存放於硬隊列blk_mq_hw_ctx的sched_data字段，包含了原理一章中提到的“暫存隊列”和“分發隊列”。

struct kyber_hctx_data {
	spinlock_t lock;
	struct list_head rqs[KYBER_NUM_DOMAINS]; // 分發隊列，IO從這個隊列提交到硬隊列
	unsigned int cur_domain; // 當前分發的是read、write、discard還是other
	unsigned int batching; 
	struct kyber_ctx_queue *kcqs; // 暫存隊列，硬隊列對應的軟隊列有多少個就有多少個暫存隊列
    // kcq_map用於表示暫存隊列上是否有IO
	struct sbitmap kcq_map[KYBER_NUM_DOMAINS];
 	// 當token耗光的時候，分發隊列進入wait狀態，等待回來的io釋放token將之喚醒，以下是這個流程需要用到的結構
	wait_queue_entry_t domain_wait[KYBER_NUM_DOMAINS];
	struct sbq_wait_state *domain_ws[KYBER_NUM_DOMAINS];
	atomic_t wait_index[KYBER_NUM_DOMAINS];
};

struct kyber_ctx_queue { // 暫存隊列，由此可見一個暫存隊列就有4個種類的隊列
	/*
	 * Used to ensure operations on rq_list and kcq_map to be an atmoic one.
	 * Also protect the rqs on rq_list when merge.
	 */
	spinlock_t lock;
	struct list_head rq_list[KYBER_NUM_DOMAINS];
} ____cacheline_aligned_in_smp;

初始化

初始化kyber

當kyber模塊注冊時回調用kyber_init()函數注冊kyber給elevator，包括kyber的名字、屬性、debugfs相關信息、owner以及最重要的hook。

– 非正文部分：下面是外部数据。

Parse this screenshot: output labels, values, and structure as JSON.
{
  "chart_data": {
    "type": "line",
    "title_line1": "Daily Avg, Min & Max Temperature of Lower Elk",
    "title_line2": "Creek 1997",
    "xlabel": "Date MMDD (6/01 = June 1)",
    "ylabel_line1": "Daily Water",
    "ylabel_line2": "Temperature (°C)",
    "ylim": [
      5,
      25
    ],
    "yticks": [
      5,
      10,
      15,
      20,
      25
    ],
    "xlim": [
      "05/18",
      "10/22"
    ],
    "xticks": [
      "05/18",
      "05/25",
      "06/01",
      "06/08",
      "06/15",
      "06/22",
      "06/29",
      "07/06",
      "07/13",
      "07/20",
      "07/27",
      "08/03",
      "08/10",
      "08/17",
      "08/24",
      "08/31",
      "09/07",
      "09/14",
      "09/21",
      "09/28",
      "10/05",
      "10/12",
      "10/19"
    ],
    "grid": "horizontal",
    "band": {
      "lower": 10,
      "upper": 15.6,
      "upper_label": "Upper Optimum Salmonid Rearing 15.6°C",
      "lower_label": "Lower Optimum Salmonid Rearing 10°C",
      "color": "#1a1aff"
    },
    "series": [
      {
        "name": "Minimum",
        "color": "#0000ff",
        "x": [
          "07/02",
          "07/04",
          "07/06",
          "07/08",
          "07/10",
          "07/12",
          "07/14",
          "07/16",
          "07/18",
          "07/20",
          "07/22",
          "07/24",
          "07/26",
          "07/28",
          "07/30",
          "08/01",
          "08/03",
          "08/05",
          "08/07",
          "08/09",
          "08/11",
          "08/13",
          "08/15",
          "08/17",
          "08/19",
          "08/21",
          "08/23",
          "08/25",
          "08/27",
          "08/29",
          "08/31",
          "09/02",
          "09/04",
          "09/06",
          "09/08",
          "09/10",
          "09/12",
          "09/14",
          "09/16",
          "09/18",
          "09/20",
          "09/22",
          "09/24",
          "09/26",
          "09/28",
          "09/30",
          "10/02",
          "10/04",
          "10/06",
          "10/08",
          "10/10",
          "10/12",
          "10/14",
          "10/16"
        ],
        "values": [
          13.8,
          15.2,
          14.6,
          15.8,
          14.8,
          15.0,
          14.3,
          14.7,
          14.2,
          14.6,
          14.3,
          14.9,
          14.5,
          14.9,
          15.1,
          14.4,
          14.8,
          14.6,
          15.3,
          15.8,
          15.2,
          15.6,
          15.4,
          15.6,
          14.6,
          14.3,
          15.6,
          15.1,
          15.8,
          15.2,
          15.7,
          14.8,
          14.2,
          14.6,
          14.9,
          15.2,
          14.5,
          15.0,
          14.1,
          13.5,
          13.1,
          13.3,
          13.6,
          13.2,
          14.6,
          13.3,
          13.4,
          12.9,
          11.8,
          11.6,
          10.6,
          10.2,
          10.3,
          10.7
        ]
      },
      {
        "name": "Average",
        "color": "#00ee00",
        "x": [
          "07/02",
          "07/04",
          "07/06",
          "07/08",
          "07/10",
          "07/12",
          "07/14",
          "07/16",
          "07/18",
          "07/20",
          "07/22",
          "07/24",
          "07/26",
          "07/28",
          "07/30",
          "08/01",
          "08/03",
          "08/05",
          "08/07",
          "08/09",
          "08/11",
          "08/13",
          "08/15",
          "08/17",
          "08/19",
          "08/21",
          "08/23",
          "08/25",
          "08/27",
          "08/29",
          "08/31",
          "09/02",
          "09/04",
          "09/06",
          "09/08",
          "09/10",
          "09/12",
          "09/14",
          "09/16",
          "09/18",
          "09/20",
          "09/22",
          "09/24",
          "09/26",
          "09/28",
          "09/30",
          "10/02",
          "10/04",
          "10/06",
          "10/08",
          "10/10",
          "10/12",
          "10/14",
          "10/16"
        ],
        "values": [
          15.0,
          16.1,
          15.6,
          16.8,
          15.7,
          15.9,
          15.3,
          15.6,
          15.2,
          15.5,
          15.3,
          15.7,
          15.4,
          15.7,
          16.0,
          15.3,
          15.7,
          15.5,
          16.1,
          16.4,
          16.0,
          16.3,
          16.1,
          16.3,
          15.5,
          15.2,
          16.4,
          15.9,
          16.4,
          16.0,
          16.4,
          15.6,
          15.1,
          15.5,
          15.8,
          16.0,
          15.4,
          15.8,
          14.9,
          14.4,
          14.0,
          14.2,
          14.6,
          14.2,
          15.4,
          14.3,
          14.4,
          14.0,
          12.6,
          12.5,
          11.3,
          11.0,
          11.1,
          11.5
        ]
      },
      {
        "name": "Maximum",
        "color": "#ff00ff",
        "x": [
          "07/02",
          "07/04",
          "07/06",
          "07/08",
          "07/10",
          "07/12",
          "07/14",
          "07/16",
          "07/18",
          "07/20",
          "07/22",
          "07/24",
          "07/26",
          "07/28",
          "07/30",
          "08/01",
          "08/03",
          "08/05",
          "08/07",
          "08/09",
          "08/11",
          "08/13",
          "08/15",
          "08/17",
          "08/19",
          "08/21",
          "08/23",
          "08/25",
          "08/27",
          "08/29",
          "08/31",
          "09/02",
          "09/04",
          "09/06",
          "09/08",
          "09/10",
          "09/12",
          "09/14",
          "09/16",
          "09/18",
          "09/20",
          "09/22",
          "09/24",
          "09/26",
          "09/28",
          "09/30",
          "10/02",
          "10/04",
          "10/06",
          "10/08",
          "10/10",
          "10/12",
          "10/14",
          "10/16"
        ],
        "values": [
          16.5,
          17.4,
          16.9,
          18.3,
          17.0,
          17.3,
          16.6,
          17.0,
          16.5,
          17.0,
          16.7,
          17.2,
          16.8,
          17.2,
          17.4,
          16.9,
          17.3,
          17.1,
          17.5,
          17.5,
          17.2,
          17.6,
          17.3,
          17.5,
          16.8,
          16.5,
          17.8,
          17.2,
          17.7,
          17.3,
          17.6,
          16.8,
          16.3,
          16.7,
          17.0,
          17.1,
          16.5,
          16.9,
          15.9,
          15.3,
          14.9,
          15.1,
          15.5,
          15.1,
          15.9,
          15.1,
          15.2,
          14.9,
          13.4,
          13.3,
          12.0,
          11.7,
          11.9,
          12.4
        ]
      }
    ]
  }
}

static int __init kyber_init(void)
{
	return elv_register(&kyber_sched);
}

static struct elevator_type kyber_sched = { // 這些hook在后續的章節中會一一講到
	.ops.mq = {
		.init_sched = kyber_init_sched,
		.exit_sched = kyber_exit_sched,
		.init_hctx = kyber_init_hctx,
		.exit_hctx = kyber_exit_hctx, // 以上是初始化和釋放kyber內部結構體的函數
		.limit_depth = kyber_limit_depth, // 限制request隊列的深度
		.bio_merge = kyber_bio_merge, // 將bio合並到kyber
		.prepare_request = kyber_prepare_request, // 初始化request時調用
		.insert_requests = kyber_insert_requests, // 將request插入到kyber
		.finish_request = kyber_finish_request, // 釋放request時調用
		.requeue_request = kyber_finish_request, // 將request重新入隊時調用
		.completed_request = kyber_completed_request, // request完成時調用
		.dispatch_request = kyber_dispatch_request, // 分發request
		.has_work = kyber_has_work, // kyber是否有未分發的request
	},
	.uses_mq = true,
#ifdef CONFIG_BLK_DEBUG_FS
	.queue_debugfs_attrs = kyber_queue_debugfs_attrs,
	.hctx_debugfs_attrs = kyber_hctx_debugfs_attrs,
#endif
	.elevator_attrs = kyber_sched_attrs,
	.elevator_name = "kyber",
	.elevator_owner = THIS_MODULE,
};

初始化kyber_queue_data

當塊設備的調度器被設置成kyber時會調用kyber_init_sched()函數初始化kyber_queue_data，將kyber_queue_data與request_queue綁定。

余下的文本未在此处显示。